ConnectedSolutions pays as a seasonal bill credit applied to your utility account — typically disbursed in October or November after the summer peak season concludes and final performance is calculated. Sunrun Shift and other third-party VPP operators typically pay as statement credits or direct deposits depending on the enrollment agreement.
VPP payments are generally considered taxable income by the IRS — similar to other income received for providing services. If you receive more than $600 in VPP payments from a single program operator in a calendar year, you may receive a 1099-MISC or 1099-NEC. Consult a tax professional about the appropriate reporting treatment for your specific program and payment amounts.
Q: Is VPP participation compatible with solar net metering?

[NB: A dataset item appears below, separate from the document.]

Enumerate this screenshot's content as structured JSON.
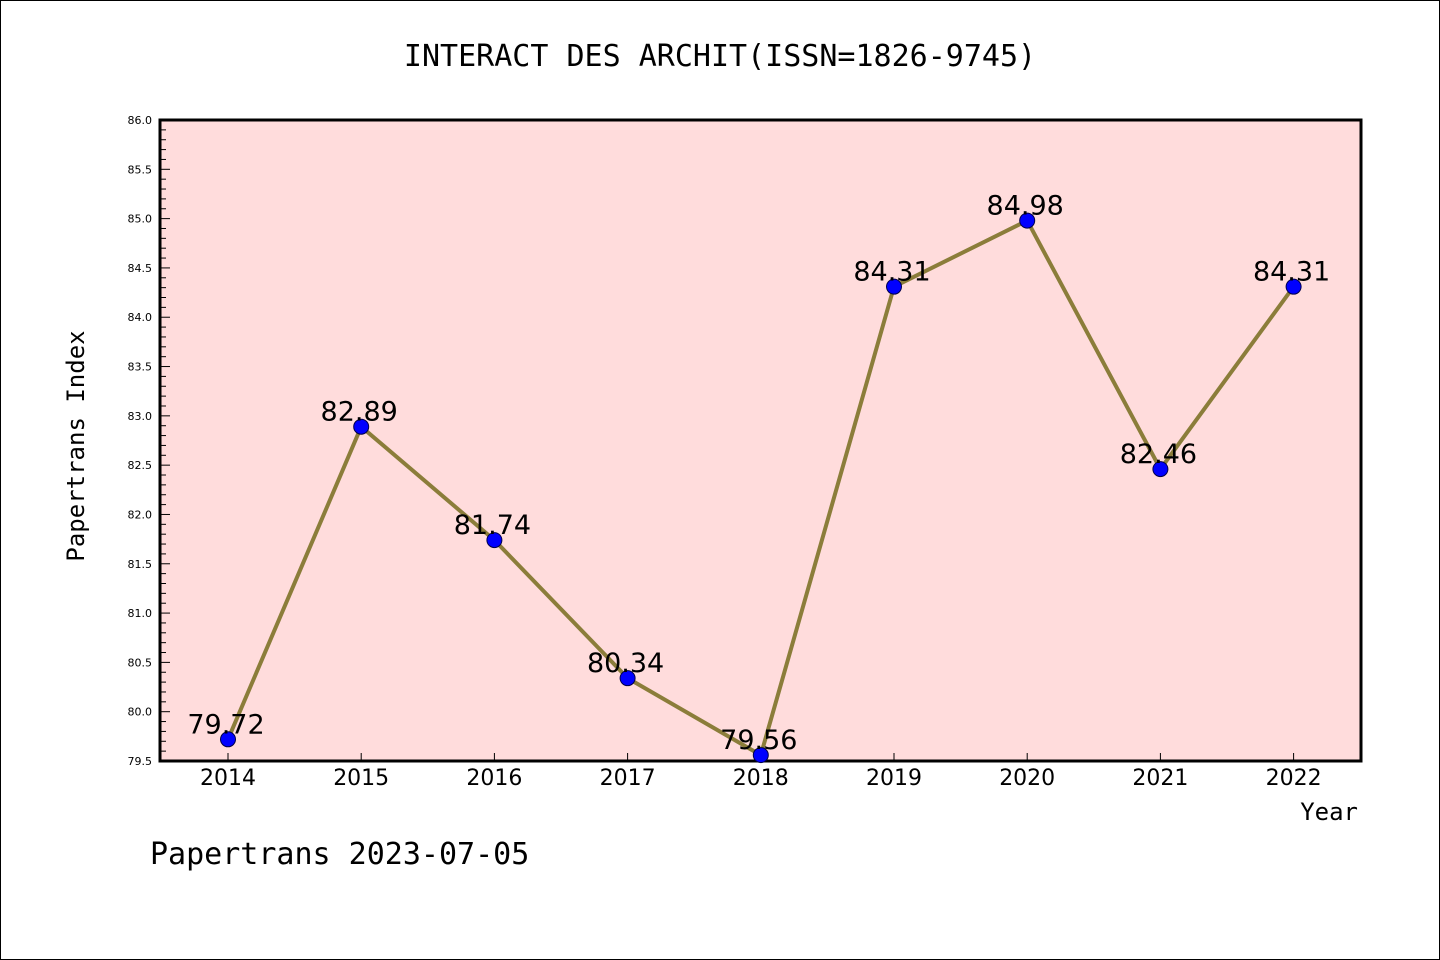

A: Yes, VPP participation and solar net metering are generally compatible and can be operated simultaneously — with some important nuances depending on your utility’s specific tariff rules.
During a VPP dispatch event, your battery discharges to reduce your home’s grid draw or export energy. If solar is also producing during the event, the combined effect is maximum grid contribution. The VPP program tracks the battery’s discharge contribution separately from solar production for payment purposes. Your net metering credits for solar production continue to accumulate normally — VPP events do not affect how your solar export is credited.
The key exception to watch for is in California under NEM 3.0, where the interaction between VPP export credits and net metering export credits can be complex. Under NEM 3.0, export credits vary by time of day — VPP events typically coincide with the highest-value export windows (peak demand afternoon hours), meaning VPP battery exports may actually earn better credits per kWh than the base NEM 3.0 export rate.
Review your specific utility tariff or consult a solar installer familiar with NEM 3.0 and VPP interaction before assuming the programs are fully additive.